People living above eighth floor less likely to die early
• 35% less likely to die from severe heart diseases
• Exposed to less pollution and noise
A new research has revealed that living in a high-rise flat could be the secret to a long and healthy life.
New research shows the higher the floor you live on, the greater your life expectancy.
Experts at the University of Bern in Switzerland found the chances of dying from serious lung disease was 40 per greater among residents who lived on the ground floor compared to those with a flat on the eighth floor or above.
The chances of dying from lung disease are 40 per greater among people who live on the ground floor than among those with a flat above the eighth floor
For heart disease, mortality rates were 35 per cent greater among those at ground level and for lung cancer the risk of death increased by 22 per cent.
The only type of death where living higher up was associated with increased rates was suicide.
Ground floor inhabitants were almost 60 per cent less likely to kill themselves by jumping.
The findings, published in the European Journal of Epidemiology, come from a study of more than 1.5 million people living in buildings with four or more floors.

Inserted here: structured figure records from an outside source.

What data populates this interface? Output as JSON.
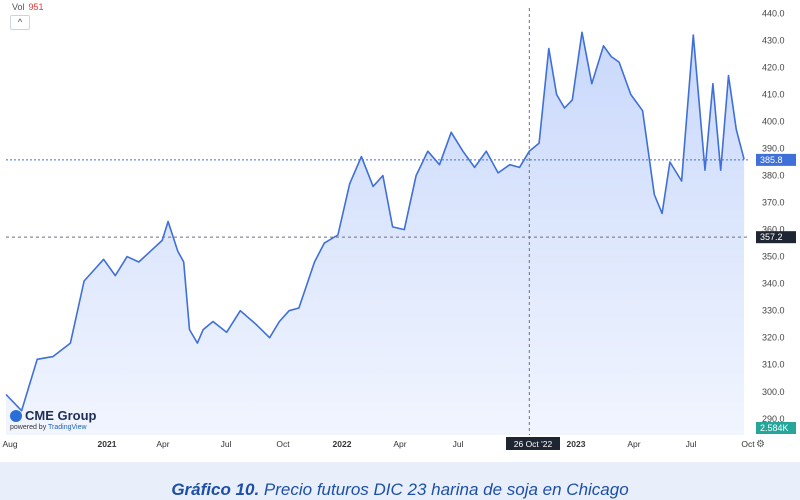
{
  "header": {
    "vol_label": "Vol",
    "vol_value": "951",
    "collapse_glyph": "^"
  },
  "branding": {
    "name": "CME Group",
    "powered_by": "powered by",
    "powered_name": "TradingView"
  },
  "caption": {
    "prefix": "Gráfico 10.",
    "text": " Precio futuros DIC 23 harina de soja en Chicago"
  },
  "colors": {
    "line": "#3f6fd8",
    "fill_top": "#c9d8fb",
    "fill_bottom": "#f1f5fe",
    "crosshair": "#6a7280",
    "vol_up": "#a8dcc7",
    "vol_down": "#f0b3b3"
  },
  "icons": {
    "settings": "gear-icon"
  },
  "chart_data": {
    "type": "area",
    "x_ticks": [
      "Aug",
      "2021",
      "Apr",
      "Jul",
      "Oct",
      "2022",
      "Apr",
      "Jul",
      "26 Oct '22",
      "2023",
      "Apr",
      "Jul",
      "Oct"
    ],
    "y_ticks": [
      "440.0",
      "430.0",
      "420.0",
      "410.0",
      "400.0",
      "390.0",
      "380.0",
      "370.0",
      "360.0",
      "350.0",
      "340.0",
      "330.0",
      "320.0",
      "310.0",
      "300.0",
      "290.0"
    ],
    "ylim": [
      284,
      442
    ],
    "xlim": [
      0,
      38
    ],
    "last_price_label": "385.8",
    "last_price": 385.8,
    "crosshair_price_label": "357.2",
    "crosshair_price": 357.2,
    "crosshair_date_label": "26 Oct '22",
    "crosshair_x": 26.8,
    "volume_label": "2.584K",
    "series": [
      {
        "x": [
          0,
          0.8,
          1.6,
          2.4,
          3.3,
          4.0,
          4.5,
          5.0,
          5.6,
          6.2,
          6.8,
          7.4,
          8.0,
          8.3,
          8.8,
          9.1,
          9.4,
          9.8,
          10.1,
          10.6,
          11.3,
          12.0,
          12.8,
          13.5,
          14.0,
          14.5,
          15.0,
          15.8,
          16.3,
          17.0,
          17.6,
          18.2,
          18.8,
          19.3,
          19.8,
          20.4,
          21.0,
          21.6,
          22.2,
          22.8,
          23.4,
          24.0,
          24.6,
          25.2,
          25.8,
          26.3,
          26.8,
          27.3,
          27.8,
          28.2,
          28.6,
          29.0,
          29.5,
          30.0,
          30.6,
          31.0,
          31.4,
          32.0,
          32.6,
          33.2,
          33.6,
          34.0,
          34.6,
          35.2,
          35.8,
          36.2,
          36.6,
          37.0,
          37.4,
          37.8
        ],
        "values": [
          299,
          293,
          312,
          313,
          318,
          341,
          345,
          349,
          343,
          350,
          348,
          352,
          356,
          363,
          352,
          348,
          323,
          318,
          323,
          326,
          322,
          330,
          325,
          320,
          326,
          330,
          331,
          348,
          355,
          358,
          377,
          387,
          376,
          380,
          361,
          360,
          380,
          389,
          384,
          396,
          389,
          383,
          389,
          381,
          384,
          383,
          389,
          392,
          427,
          410,
          405,
          408,
          433,
          414,
          428,
          424,
          422,
          410,
          404,
          373,
          366,
          385,
          378,
          432,
          382,
          414,
          382,
          417,
          397,
          386
        ]
      }
    ]
  }
}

Researchers investigated death rates because housing is recognised as a major influence on health.
It’s estimated that one in six European dwellings is located in a high-rise building. In the UK, many of these tower blocks sprung up in the sixties and seventies, often in deprived areas.

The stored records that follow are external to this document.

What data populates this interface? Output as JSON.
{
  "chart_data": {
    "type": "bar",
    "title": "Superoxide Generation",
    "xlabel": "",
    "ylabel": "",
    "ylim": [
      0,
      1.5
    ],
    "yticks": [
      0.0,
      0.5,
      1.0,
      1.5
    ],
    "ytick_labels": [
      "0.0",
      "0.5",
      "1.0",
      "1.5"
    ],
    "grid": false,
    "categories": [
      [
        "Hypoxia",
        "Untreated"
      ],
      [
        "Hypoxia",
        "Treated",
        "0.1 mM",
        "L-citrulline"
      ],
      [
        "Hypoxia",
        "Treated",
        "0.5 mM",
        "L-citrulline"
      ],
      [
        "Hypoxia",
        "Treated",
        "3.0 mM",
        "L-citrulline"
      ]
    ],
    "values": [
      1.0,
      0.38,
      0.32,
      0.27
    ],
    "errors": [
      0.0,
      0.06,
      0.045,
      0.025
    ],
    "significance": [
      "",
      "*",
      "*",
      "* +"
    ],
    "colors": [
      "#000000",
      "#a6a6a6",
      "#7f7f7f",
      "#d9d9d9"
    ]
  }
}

But modern versions tend to be aimed at the luxury end of the market where rents rise in accordance with the level flats are situated on.
‘The reputation of high-rise housing as unpleasant and unhealthy habitats that isolate people from their social environment and increase crime continues to the present,’ the researchers said in a report.
One reason may be that high-rise residents are more likely to use the stairs, which could keep them fit and protect against disease
‘But there has been a revival in recent years and unlike the tower blocks of the sixties and seventies, these are often glitzy buildings in prime locations.’
Between 2000 and 2008, the researchers identified a total of 142,390 deaths among tower block residents in Switzerland.
Overall, those on the ground floor had a 22 per cent greater chance of dying earlier from all causes than those in flats eight floors up or more.
Lung and heart-related conditions were the most likely cause but there was no apparent link with cancer.
One reason may be that high-rise residents are more likely to use the stairs, which could keep them fit and protect against heart disease.
But air pollution and traffic noise at ground level could also be a key factor, the researchers warned.
Wealthy high-rise occupants are also more likely to look after their health, they said.
However, they stressed findings taken from people living in one of the richest nations in the world may not necessarily apply to poor parts of the UK.
“Clearly, our results are not applicable to tower blocks in deprived areas of Glasgow, where high-rise housing tends to be in poor condition,” they told Dailymail UK.
However, living the high life is not always best for your health.
One study from Spain showed apartments in the sky are one of the worst places for getting hay fever, with rates considerably higher than in people living in the countryside.
In Nigeria, some facility managers were cautious in making in comments. Akin Olawore, an estate surveyor and valuer, said, climbing the stairs is good for the lungs.
The President – Africa, International Real Estate Federation (FIABCI), Chudi Ubosi and former President of the International Facility Management Association (IFMA), Nigeria Chapter, Stephen Jagun, said they are hearing about it for the first time.